Père Ubu – Je m’en fiche. Payez.
- Le chœur des paysans adresse (dans une tradition toute féodale) une supplique au tyran, invoquant sa « grâce », essayant de susciter sa « pitié », et insistant sur la « pauvreté » — qui par définition empêche de payer l’impôt. À noter que les paysans usent du terme de « citoyens » : ils se définissent donc comme des sujets politiques.
- Ubu n’a cure de la supplique, et montre le peu de considération qu’il a pour la population qu’il exploite par un ordre lapidaire : « je m’en fiche. Payez ».
Paysans – Nous ne pouvons, nous avons payé.
Père Ubu – Payez ! ou ji vous mets dans ma poche avec supplice et décollation du cou et de la tête ! Cornegidouille, je suis le roi peut-être !
- La colère d’Ubu face au refus des paysans est palpable aux solécismes (= mésusage grammatical) qu’il profère.
- Ji - mauvais emploi de « je vous », forme phonétique de « j’y vous ». Or l’adverbe est ici inutile.
- « mets dans ma poche » : mauvaise usage de l’expression. Ici, la syllepse (associer en pensée sens propre et figuré) de poche fait référence à l’argent.
- « et décollation du cou et de la tête » : pléonasme. A priori la décollation du cou et de la tête sont synonymes, et tout aussi définitives.
- Le juron « cornegidouille » est de nouveau proféré, et Ubu fait également mention de son titre usurpé. L’adverbe « peut-être » est ici employé avec l’intonation du défi (ce que confirme le point d’exclamation).
Tous – Ah, c’est ainsi ! Aux armes ! Vive Bougrelas, par la grâce de Dieu roi de Pologne et de Lithuanie !
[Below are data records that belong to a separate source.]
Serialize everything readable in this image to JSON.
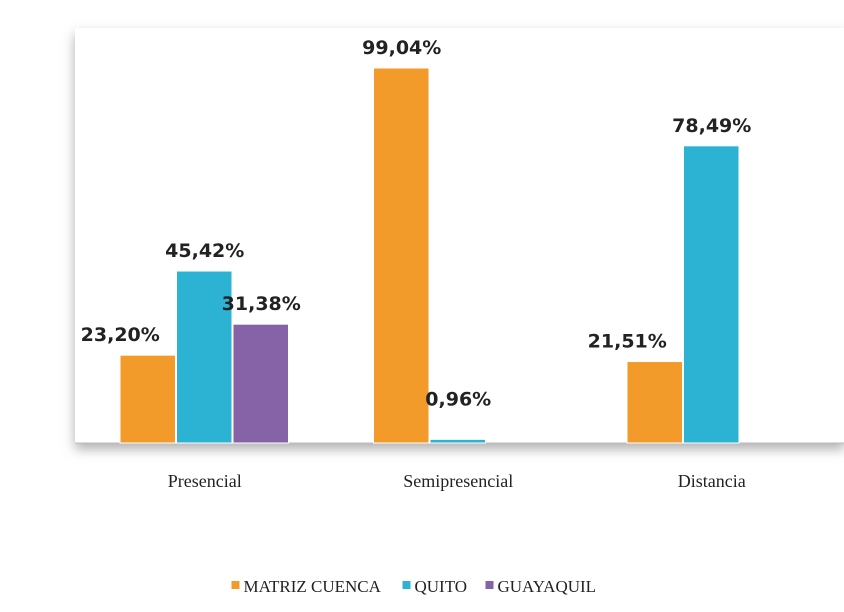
{
  "chart_data": {
    "type": "bar",
    "categories": [
      "Presencial",
      "Semipresencial",
      "Distancia"
    ],
    "series": [
      {
        "name": "MATRIZ CUENCA",
        "color": "#f29b2a",
        "values": [
          23.2,
          99.04,
          21.51
        ],
        "value_labels": [
          "23,20%",
          "99,04%",
          "21,51%"
        ]
      },
      {
        "name": "QUITO",
        "color": "#2cb3d4",
        "values": [
          45.42,
          0.96,
          78.49
        ],
        "value_labels": [
          "45,42%",
          "0,96%",
          "78,49%"
        ]
      },
      {
        "name": "GUAYAQUIL",
        "color": "#8663a6",
        "values": [
          31.38,
          null,
          null
        ],
        "value_labels": [
          "31,38%",
          null,
          null
        ]
      }
    ]
  }
}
- Ces dernières provocations poussent à bout les paysans. Ubu est le seul responsable de la révolte paysanne. Si l’expression « aux armes » peut faire penser à une révolution, il n’en est rien : les paysans sont plutôt ici dominés par leur préjugé favorable envers la monarchie de droit divin : « par la grâce de Dieu roi de Pologne ».
Père Ubu – En avant, messieurs des Finances, faites votre devoir.
- Ceux qu’Ubu présente comme un « devoir » est l’obéissance aveugle des Grippe-sous à un tyran avide et borné, qu’il présente comme « messieurs des Finances », de manière antithétique.
(Une lutte s’engage, la maison est détruite et le vieux Stanislas s’enfuit seul à travers la plaine. Le Père Ubu reste à ramasser la finance.)
- Cette dernière didascalie permet de se représenter Ubu, pourtant roi en titre, avide au point de ramasser des pièces de monnaie à terre. Il s’agit ici d’un comique de gestes soulignant l’avidité et l’avarice du personnage, par ailleurs inconscient qu’il vient de précipiter la fin de son règne.
Conclusion
Ce comportement digne de la farce recèle aussi une leçon plus profonde : Ubu s’apprête à perdre le pouvoir parce qu’il est allé trop loin. Il s’agit ici d’une démesure que l’on peut rapprocher de l’hybris (ou hubris) antique, que l’on retrouve par exemple dans Œdipe de Sophocle ou bien l’Iliade.